Direktorat Polisi Satwa POLRI memiliki Unit K-9 yaitu sebuah unit yang
dikhususkan untuk memelihara dan melatih anjing pelacak. Beberapa jenis anjing
yang digunakan sebagai anjing pelacak kepolisian antara lain ras Belgian
malinois, Labrador retriever, Rotweiller, Doberman pincher, German shepherd,
dan Beagle (POLRI 1996).
Anjing memerlukan perawatan kesehatan agar selalu dalam keadaan
optimal. Kendala yang sering ditemukan dalam perawatan kesehatan anjing salah
satunya adalah investasi ektoparasit seperti caplak. Anjing sering terinvestasi
caplak Rhipichepalus sp. yang dapat menyebabkan lesio kemerahan pada kulit
sehingga anjing merasa tidak nyaman akibat rasa gatal yang ditimbulkannya (Case
2005). Investasi caplak pada anjing dapat berperan sebagai vektor penyakit yang
disebabkan oleh protozoa, virus, ataupun rickettsia. Babesia sp. merupakan salah
satu protozoa yang dapat menginfeksi anjing melalui gigitan caplak
Rhipicephalus sp.
Babesiosis merupakan penyakit yang disebabkan oleh parasit darah
Babesia sp. Parasit ini hidup dalam sitoplasma eritrosit. Babesia sp. merupakan
organisme yang menginvasi, merusak, dan membelah diri secara biner dalam
eritrosit. Hal ini menyebabkan eritrosit ruptur sehingga mengakibatkan anemia
hemolitik pada anjing (Taylor et al. 2007). Hewan yang telah terinfeksi Babesia
sp. selama hidupnya akan menjadi carrier, apabila sudah terinfeksi kronis
selamanya akan menetap di dalam tubuh. Pemeriksaan darah merupakan salah
satu cara untuk mengetahui status kesehatan anjing. Gambaran leukosit dapat
menunjukkan respon kondisi tubuh saat terinfeksi suatu penyakit, karena sel
leukosit berkaitan dengan sistem pertahanan tubuh. Penelitian mengenai gambaran
leukosit pada anjing yang terinfeksi Babesia sp. kronis belum banyak informasi
yang dilaporkan. Oleh karena itu penelitian ini dilakukan sebagai kajian untuk
melihat gambaran leukosit anjing yang terinfeksi Babesia sp.
Tujuan Penelitian
Penelitian ini bertujuan untuk memperoleh gambaran leukosit anjing yang
terinfeksi Babesia sp. kronis.

2
Manfaat Penelitian
Hasil penelitian ini diharapkan dapat memberikan informasi tentang status
kesehatan melalui perubahan pada gambaran jumlah dan jenis sel leukosit anjing
yang terinfeksi Babesia sp. kronis.

TINJAUAN PUSTAKA
Babesia sp.
Babesia sp. merupakan parasit darah yang menyebabkan penyakit
Babesiosis atau dikenal juga dengan Piroplasmosis. Babesia sp. termasuk kedalam
famili Babesiidae. Spesies yang umum menginfeksi anjing adalah Babesia canis
(B. canis), Babesia vogeli, dan Babesia gibsoni (Subronto 2006). Menurut
Taylor et al. (2007) perbedaan dari ketiga spesies itu adalah besar ukurannya.

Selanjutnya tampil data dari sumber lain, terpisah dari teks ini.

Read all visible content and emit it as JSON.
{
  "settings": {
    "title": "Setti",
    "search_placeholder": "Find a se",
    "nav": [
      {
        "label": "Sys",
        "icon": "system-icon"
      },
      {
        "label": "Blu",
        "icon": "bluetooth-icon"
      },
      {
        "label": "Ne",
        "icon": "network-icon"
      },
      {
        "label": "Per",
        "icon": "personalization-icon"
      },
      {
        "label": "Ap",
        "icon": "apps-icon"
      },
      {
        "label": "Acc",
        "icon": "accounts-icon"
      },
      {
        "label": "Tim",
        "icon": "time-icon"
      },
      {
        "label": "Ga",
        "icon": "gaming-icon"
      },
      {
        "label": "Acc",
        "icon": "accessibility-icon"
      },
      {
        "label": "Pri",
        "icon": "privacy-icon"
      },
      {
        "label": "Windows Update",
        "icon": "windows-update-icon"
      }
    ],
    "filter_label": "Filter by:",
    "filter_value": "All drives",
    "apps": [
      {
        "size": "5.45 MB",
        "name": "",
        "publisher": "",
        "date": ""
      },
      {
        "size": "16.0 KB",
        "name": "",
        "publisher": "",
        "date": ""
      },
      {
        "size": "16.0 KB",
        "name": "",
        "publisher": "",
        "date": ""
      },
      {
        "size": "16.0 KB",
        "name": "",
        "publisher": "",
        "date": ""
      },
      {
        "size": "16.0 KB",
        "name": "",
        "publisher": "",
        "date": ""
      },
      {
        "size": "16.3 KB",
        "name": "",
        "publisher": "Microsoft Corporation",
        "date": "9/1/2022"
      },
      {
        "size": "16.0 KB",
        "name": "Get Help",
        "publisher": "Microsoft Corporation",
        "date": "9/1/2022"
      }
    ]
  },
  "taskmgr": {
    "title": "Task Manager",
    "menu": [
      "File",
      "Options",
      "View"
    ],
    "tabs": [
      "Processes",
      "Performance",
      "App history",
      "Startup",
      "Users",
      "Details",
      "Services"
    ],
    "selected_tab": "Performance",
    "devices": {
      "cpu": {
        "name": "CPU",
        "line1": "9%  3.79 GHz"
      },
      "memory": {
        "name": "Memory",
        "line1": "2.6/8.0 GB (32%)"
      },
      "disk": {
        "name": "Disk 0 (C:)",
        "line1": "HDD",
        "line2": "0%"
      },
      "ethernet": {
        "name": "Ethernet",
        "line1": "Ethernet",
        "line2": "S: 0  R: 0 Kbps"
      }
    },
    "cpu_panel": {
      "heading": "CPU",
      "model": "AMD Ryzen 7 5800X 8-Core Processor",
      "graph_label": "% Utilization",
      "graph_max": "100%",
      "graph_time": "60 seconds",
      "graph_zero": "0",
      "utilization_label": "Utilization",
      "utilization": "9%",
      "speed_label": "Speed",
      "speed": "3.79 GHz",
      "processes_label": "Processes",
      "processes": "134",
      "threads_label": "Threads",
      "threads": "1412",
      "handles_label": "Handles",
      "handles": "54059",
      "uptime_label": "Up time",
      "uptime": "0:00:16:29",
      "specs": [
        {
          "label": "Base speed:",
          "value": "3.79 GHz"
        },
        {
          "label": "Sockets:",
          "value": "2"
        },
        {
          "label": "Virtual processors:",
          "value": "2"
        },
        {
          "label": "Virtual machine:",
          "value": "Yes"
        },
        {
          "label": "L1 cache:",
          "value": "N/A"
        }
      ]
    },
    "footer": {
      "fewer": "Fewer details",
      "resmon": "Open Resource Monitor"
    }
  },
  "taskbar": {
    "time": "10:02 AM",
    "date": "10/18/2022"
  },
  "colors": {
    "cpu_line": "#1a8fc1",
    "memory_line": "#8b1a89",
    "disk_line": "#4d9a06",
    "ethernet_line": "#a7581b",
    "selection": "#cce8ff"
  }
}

B. canis memiliki bentuk yang lebih kecil dari B. vogeli, dan B. gibsoni memiliki
ukuran yang paling kecil dari ketiganya. Babesia canis memiliki panjang 4-5 µm,
salah satu ujungnya runcing dan ujung lainnya membulat dan berbentuk pyriform
(seperti buah pir).
Penyebaran infeksi Babesia sp. diperantarai oleh vektor caplak
Rhipicephalus sanguineus yang berada ditubuh anjing. Babesia sp. yang berada
dalam tubuh caplak tidak melakukan perbanyakan secara seksual.

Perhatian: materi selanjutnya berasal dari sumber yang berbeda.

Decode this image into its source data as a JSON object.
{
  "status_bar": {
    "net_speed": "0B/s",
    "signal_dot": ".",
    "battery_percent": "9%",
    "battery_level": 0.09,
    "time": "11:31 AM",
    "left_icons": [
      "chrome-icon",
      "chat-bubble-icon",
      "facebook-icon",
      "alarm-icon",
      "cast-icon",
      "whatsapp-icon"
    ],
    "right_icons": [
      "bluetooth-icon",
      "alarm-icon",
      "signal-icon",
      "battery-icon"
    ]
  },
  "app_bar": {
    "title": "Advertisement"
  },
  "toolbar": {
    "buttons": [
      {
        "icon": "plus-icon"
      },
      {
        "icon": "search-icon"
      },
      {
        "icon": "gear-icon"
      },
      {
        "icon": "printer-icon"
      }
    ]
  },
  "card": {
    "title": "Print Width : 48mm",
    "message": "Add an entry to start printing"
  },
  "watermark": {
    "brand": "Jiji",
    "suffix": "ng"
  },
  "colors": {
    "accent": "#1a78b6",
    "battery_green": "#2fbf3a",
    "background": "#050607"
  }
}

Perbanyakannya terjadi pada ovarium caplak dan menjadi sumber penularan
transovarium saat caplak menetas menjadi larva, selanjutnya Babesia sp. yang
telah berkembang dalam tubuh caplak bermigrasi ke kelenjar ludah caplak
(Subronto 2006). Proses infeksi Babesia sp. pada anjing berawal dari gigitan
caplak R. sanguineus (Sigit et al. 2006).
Infeksi dari Babesia sp. menyebabkan anemia hemolitik secara mekanis
karena Babesia sp hidup di dalam sel darah merah (eritrosit). Keparahan dari
babesiosis ini bergantung pada jenis Babesia sp. yang menginfeksi dan faktor dari
inangnya sendiri seperti umur, status imun, dan adanya infeksi lain (Taylor et al.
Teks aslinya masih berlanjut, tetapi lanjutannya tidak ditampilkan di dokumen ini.